Steve Aoki Interview
I am heading out to see Steve Aoki, Paul Devro and The Hosers tonight at Hi-Fi, so I thought I would post this interview that originally ran in Uptown Magazine. We spoke after Aoki got back from a busy weekend of partying at Coachella.

photo courtesy of my friends at good friends at T.U.B. (apparently Aoki is a hustler at poker, despite the fact in interviews he claims he just started playing last year)
Even though Los Angeles-based DJ/producer/record label owner Steve Aoki is the toast of Tinseltown and demands impressive appearance fees at the biggest clubs worldwide, his hipster-friendly label, Dim Mak, had very humble beginnings.
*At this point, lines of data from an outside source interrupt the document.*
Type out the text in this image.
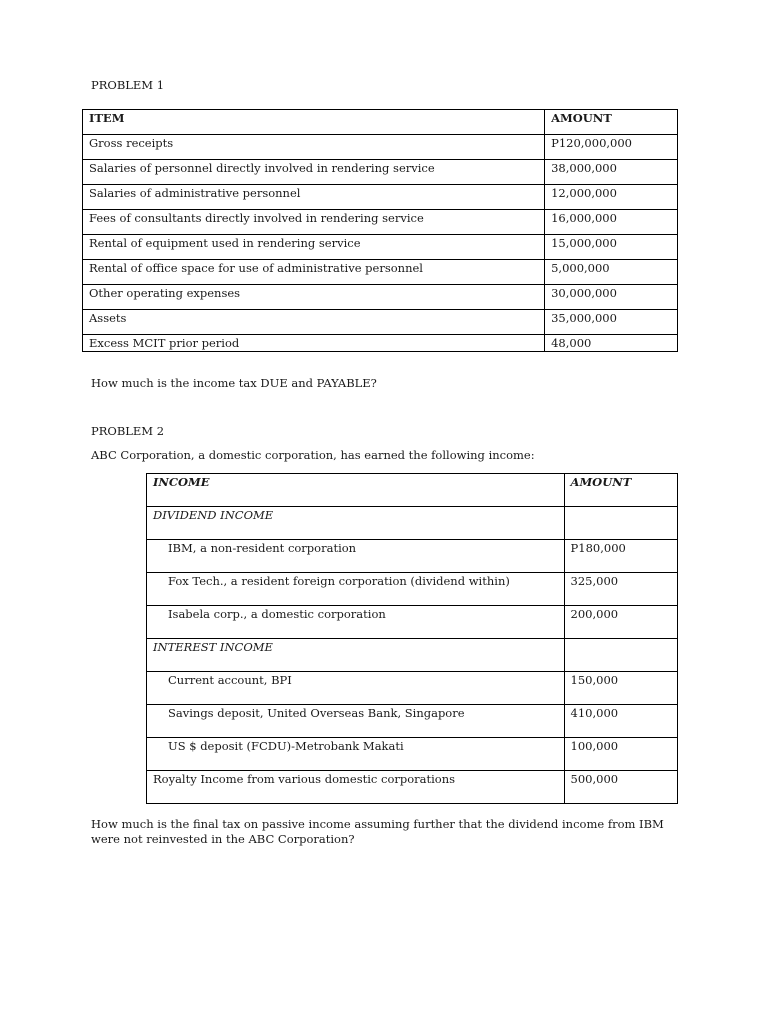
PROBLEM 1

ITEM	AMOUNT
Gross receipts	P120,000,000
Salaries of personnel directly involved in rendering service	38,000,000
Salaries of administrative personnel	12,000,000
Fees of consultants directly involved in rendering service	16,000,000
Rental of equipment used in rendering service	15,000,000
Rental of office space for use of administrative personnel	5,000,000
Other operating expenses	30,000,000
Assets	35,000,000
Excess MCIT prior period	48,000

How much is the income tax DUE and PAYABLE?

PROBLEM 2

ABC Corporation, a domestic corporation, has earned the following income:

INCOME	AMOUNT
DIVIDEND INCOME	
IBM, a non-resident corporation	P180,000
Fox Tech., a resident foreign corporation (dividend within)	325,000
Isabela corp., a domestic corporation	200,000
INTEREST INCOME	
Current account, BPI	150,000
Savings deposit, United Overseas Bank, Singapore	410,000
US $ deposit (FCDU)-Metrobank Makati	100,000
Royalty Income from various domestic corporations	500,000

How much is the final tax on passive income assuming further that the dividend income from IBM were not reinvested in the ABC Corporation?
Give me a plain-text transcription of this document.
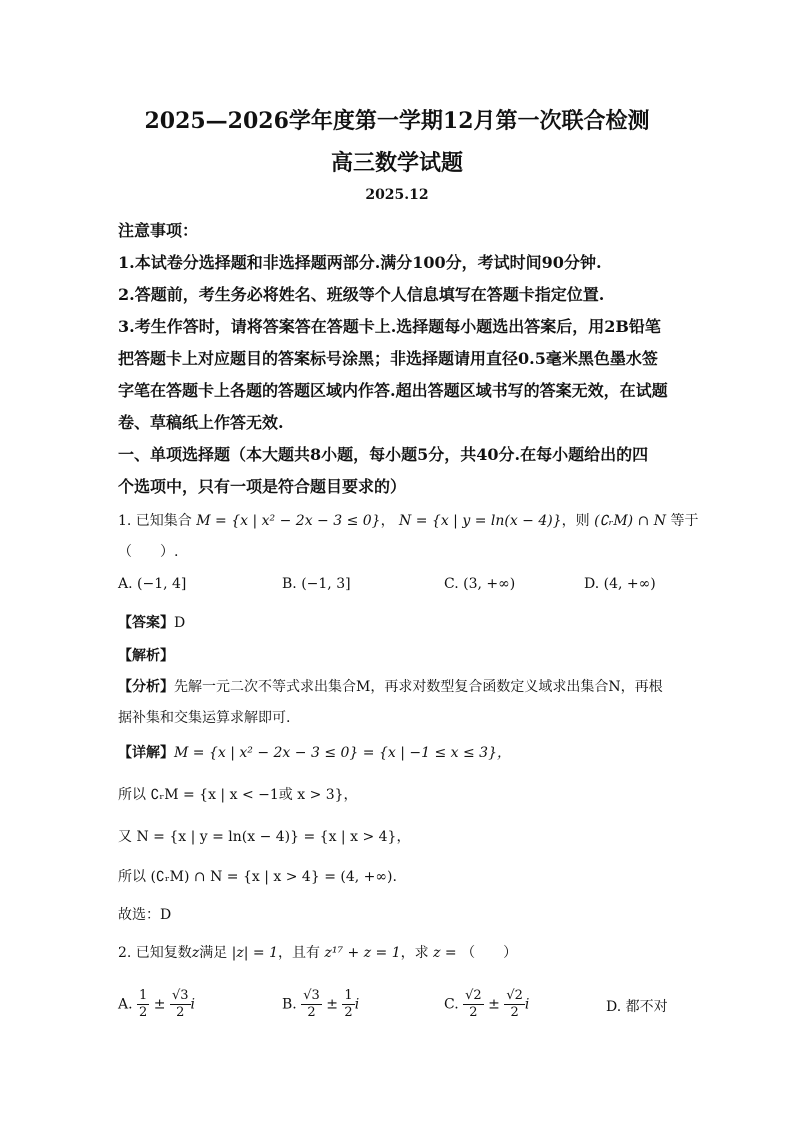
2025—2026学年度第一学期12月第一次联合检测
高三数学试题
2025.12
注意事项：
1.本试卷分选择题和非选择题两部分.满分100分，考试时间90分钟.
2.答题前，考生务必将姓名、班级等个人信息填写在答题卡指定位置.
3.考生作答时，请将答案答在答题卡上.选择题每小题选出答案后，用2B铅笔
把答题卡上对应题目的答案标号涂黑；非选择题请用直径0.5毫米黑色墨水签
字笔在答题卡上各题的答题区域内作答.超出答题区域书写的答案无效，在试题
卷、草稿纸上作答无效.
一、单项选择题（本大题共8小题，每小题5分，共40分.在每小题给出的四
个选项中，只有一项是符合题目要求的）
1. 已知集合 M = {x | x² − 2x − 3 ≤ 0}， N = {x | y = ln(x − 4)}，则 (∁ᵣM) ∩ N 等于
（　　）.
A. (−1, 4]	B. (−1, 3]	C. (3, +∞)	D. (4, +∞)
【答案】D
【解析】
【分析】先解一元二次不等式求出集合M，再求对数型复合函数定义域求出集合N，再根
据补集和交集运算求解即可.
【详解】M = {x | x² − 2x − 3 ≤ 0} = {x | −1 ≤ x ≤ 3}，
所以 ∁ᵣM = {x | x < −1或 x > 3}，
又 N = {x | y = ln(x − 4)} = {x | x > 4}，
所以 (∁ᵣM) ∩ N = {x | x > 4} = (4, +∞).
故选：D
2. 已知复数z满足 |z| = 1，且有 z¹⁷ + z = 1，求 z = （　　）
A. $\frac{1}{2} \pm \frac{√3}{2}$ i	B. $\frac{√3}{2} \pm \frac{1}{2}$ i	C. $\frac{√2}{2} \pm \frac{√2}{2}$ i	D. 都不对
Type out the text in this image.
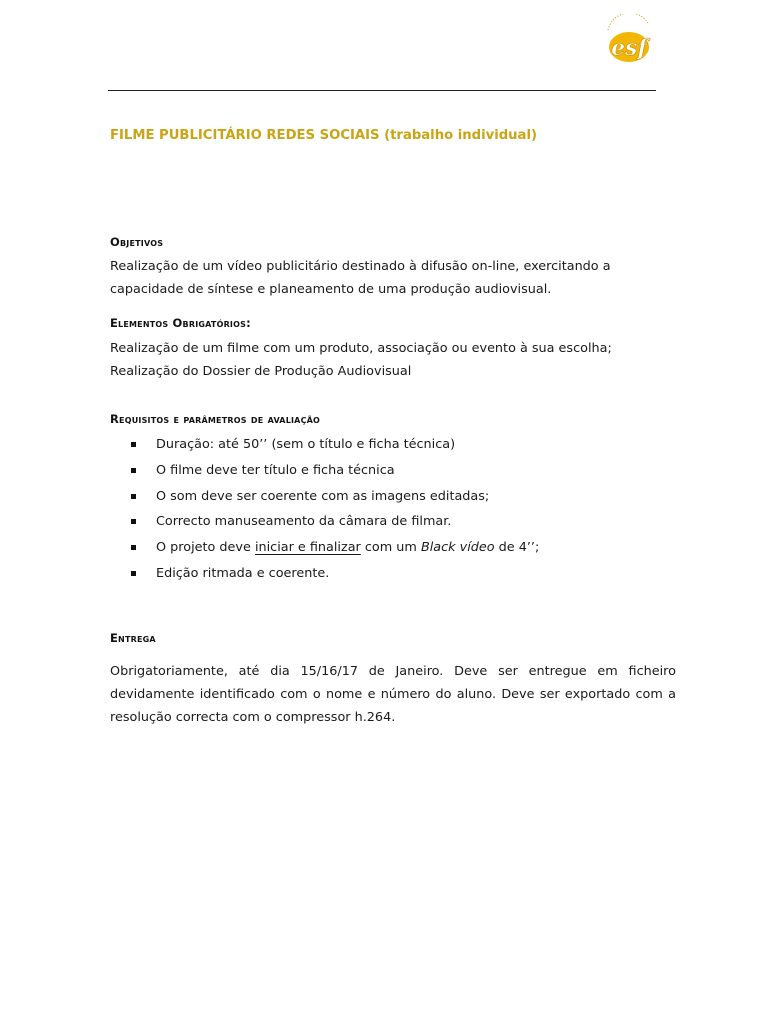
esf
FILME PUBLICITÁRIO REDES SOCIAIS (trabalho individual)
Objetivos
Realização de um vídeo publicitário destinado à difusão on-line, exercitando a
capacidade de síntese e planeamento de uma produção audiovisual.
Elementos Obrigatórios:
Realização de um filme com um produto, associação ou evento à sua escolha;
Realização do Dossier de Produção Audiovisual
Requisitos e parâmetros de avaliação
Duração: até 50’’ (sem o título e ficha técnica)
O filme deve ter título e ficha técnica
O som deve ser coerente com as imagens editadas;
Correcto manuseamento da câmara de filmar.
O projeto deve iniciar e finalizar com um Black vídeo de 4’’;
Edição ritmada e coerente.
Entrega
Obrigatoriamente, até dia 15/16/17 de Janeiro. Deve ser entregue em ficheiro devidamente identificado com o nome e número do aluno. Deve ser exportado com a resolução correcta com o compressor h.264.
“When I started Dim Mak in 1996, it was never really meant to be a label. I was just putting out a record,” explains Aoki over the phone from his home base after a busy weekend DJing and hitting up star-studded Coachella after-parties. “When I gave The Kills 800 bucks, that was all the money I had.”
With over 100 releases in its impressive back catalogue from acts such as the Klaxons, The Rakes, The Icarus Line and Canadian duo MSTRKRFT, the label is just one of the growing list of projects Aoki juggles.
“I have always been like this. I always seem to put myself in the centre of chaos. This is how I am as a person. I just like being busy,” Aoki says. “I am always trying to maintain five things at once. You can’t do everything, but I do my best to be involved as much as I can.”
Along with maintaining a tireless travel and DJ schedule, running a successful record label, starting up a clothing line, developing a new line of sunglasses, and creating signature shoes for Supra and headphones for WESC, Aoki has also been trying to set aside time to head into the studio to work on original material and not just churn out remixes for acts such as Duran Duran or The Bloc Party.
“I just never had any fucking time to get in the studio, now I am making time. It is really important for me to do this now. As an artist, changing shit up is important.”
Between working on his own material in the Dim Mak studio in Hollywood and jamming with members of The Faint and Alex Ridha of Boys Noize in a new project called Herculez, Aoki found time to finally release his debut mix CD. Instead of just licensing all the hottest tracks and playing it safe, he called up his friends and got them to drop exclusive verses overtop his handpicked selection of bombastic bass lines, neon bleeps and Technicolor hooks from outfits such as French duo Justice, England’s Klaxons, U.S. pioneer Green Velvet and Canada’s Peaches.
“Who is going to buy a mix CD in the first place if it’s just a bunch of popular tracks that people have already downloaded from the Internet for free?”